SHAP Is Not All You Need

Three blog posts about SHAP and alternatives to consider from Christoph Molnar and Giles Hooker
Published

June 18, 2024

Modified

June 20, 2024

Original Blog Post: SHAP is the Blockchain of xAI
Author: Giles Hooker
Published: 2022-05-12

Original Blog Post: SHAP Is Not All You Need
Author: Christoph Molnar
Published: 2023-02-07

Original Blog Post: Shedding light on “Impossibility Theorems for Feature Attribution”
Author: Christoph Molnar
Published: 2024-06-18

My summary:

Here are three blog posts that give generally two different perspectives on SHAP (if you are unfamiliar with SHAP, start with the first post, which gives some background). The first two posts give some criticism of SHAP, at least in part, in response to feelings from the authors that some data science practitioners treat SHAP as the main model explainability algorithm out there and that SHAP is all you need. The third post above is written by one of the same authors as one of the critical posts, but actually comes to SHAP’s defense.

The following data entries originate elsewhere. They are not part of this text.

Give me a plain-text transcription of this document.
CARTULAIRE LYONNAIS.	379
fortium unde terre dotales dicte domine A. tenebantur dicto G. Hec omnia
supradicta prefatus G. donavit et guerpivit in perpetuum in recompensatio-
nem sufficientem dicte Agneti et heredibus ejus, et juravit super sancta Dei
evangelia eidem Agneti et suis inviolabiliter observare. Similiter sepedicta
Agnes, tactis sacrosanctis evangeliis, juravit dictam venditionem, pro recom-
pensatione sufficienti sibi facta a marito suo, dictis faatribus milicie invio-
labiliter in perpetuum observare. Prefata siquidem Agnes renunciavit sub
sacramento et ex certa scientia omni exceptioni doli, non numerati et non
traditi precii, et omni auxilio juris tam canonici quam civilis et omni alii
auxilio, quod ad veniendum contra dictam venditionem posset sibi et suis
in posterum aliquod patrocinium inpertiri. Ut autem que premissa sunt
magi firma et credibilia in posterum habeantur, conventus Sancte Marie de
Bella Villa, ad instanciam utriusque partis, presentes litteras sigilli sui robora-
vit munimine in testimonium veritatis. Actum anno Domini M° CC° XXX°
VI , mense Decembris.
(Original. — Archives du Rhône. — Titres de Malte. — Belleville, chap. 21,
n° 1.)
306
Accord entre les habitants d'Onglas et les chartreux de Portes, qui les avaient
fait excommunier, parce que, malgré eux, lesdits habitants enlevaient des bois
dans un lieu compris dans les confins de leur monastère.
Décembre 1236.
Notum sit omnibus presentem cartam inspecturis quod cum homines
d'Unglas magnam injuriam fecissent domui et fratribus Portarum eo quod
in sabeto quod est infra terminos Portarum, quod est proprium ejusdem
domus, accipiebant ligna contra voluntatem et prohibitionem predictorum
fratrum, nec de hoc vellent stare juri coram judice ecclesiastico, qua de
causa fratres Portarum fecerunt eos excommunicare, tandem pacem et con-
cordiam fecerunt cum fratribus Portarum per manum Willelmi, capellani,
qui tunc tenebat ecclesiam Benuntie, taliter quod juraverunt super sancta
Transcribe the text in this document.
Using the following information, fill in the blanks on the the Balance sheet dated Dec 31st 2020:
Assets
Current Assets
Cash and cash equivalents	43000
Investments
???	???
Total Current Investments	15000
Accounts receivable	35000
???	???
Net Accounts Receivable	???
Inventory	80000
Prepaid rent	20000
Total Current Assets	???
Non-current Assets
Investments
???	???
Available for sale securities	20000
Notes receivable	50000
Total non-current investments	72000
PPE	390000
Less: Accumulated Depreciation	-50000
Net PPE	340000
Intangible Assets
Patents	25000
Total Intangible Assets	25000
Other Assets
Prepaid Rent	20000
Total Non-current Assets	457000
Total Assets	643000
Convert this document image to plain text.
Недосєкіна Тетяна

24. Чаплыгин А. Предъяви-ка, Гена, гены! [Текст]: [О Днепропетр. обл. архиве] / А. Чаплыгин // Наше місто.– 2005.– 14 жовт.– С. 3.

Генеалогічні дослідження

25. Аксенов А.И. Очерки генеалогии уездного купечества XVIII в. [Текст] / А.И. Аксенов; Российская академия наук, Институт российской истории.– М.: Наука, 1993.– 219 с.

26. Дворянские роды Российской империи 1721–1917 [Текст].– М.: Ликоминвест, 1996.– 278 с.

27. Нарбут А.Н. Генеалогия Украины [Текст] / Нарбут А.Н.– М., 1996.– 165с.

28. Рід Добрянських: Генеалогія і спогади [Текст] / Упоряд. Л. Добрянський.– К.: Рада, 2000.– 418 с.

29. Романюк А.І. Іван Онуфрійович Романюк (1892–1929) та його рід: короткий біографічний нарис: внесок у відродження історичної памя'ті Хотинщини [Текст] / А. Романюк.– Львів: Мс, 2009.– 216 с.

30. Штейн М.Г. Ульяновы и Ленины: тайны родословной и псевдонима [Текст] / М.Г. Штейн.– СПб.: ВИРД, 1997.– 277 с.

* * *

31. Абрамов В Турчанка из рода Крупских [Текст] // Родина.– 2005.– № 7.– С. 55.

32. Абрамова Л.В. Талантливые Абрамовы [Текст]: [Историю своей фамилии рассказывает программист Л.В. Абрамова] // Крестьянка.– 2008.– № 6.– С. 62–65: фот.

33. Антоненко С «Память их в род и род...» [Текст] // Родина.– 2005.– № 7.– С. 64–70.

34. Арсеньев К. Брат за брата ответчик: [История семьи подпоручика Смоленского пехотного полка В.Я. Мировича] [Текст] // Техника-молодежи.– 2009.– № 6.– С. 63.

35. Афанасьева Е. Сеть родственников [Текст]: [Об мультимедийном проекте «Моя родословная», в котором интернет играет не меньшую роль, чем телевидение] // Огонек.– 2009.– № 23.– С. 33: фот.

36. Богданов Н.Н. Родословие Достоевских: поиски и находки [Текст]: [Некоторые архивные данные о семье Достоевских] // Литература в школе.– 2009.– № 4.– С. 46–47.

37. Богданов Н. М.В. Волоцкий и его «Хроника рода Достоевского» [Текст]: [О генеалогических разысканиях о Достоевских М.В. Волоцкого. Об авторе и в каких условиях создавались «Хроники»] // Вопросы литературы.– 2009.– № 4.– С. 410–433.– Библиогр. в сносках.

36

The bottom line from these posts is that it is important to first understand what it is you are looking to obtain in terms of model explainability / interpretability. In some scenarios, SHAP may be useful and give the insight you are looking for, whereas in other scenarios it will fall short. From the second post:

SHAP importance is more about auditing how the model behaves.

From the third post, Christoph talks about the situation where you want to know: “How does the prediction for a certain data point change when we change the features just a little bit?” He points out that SHAP is not appropriate for this situation.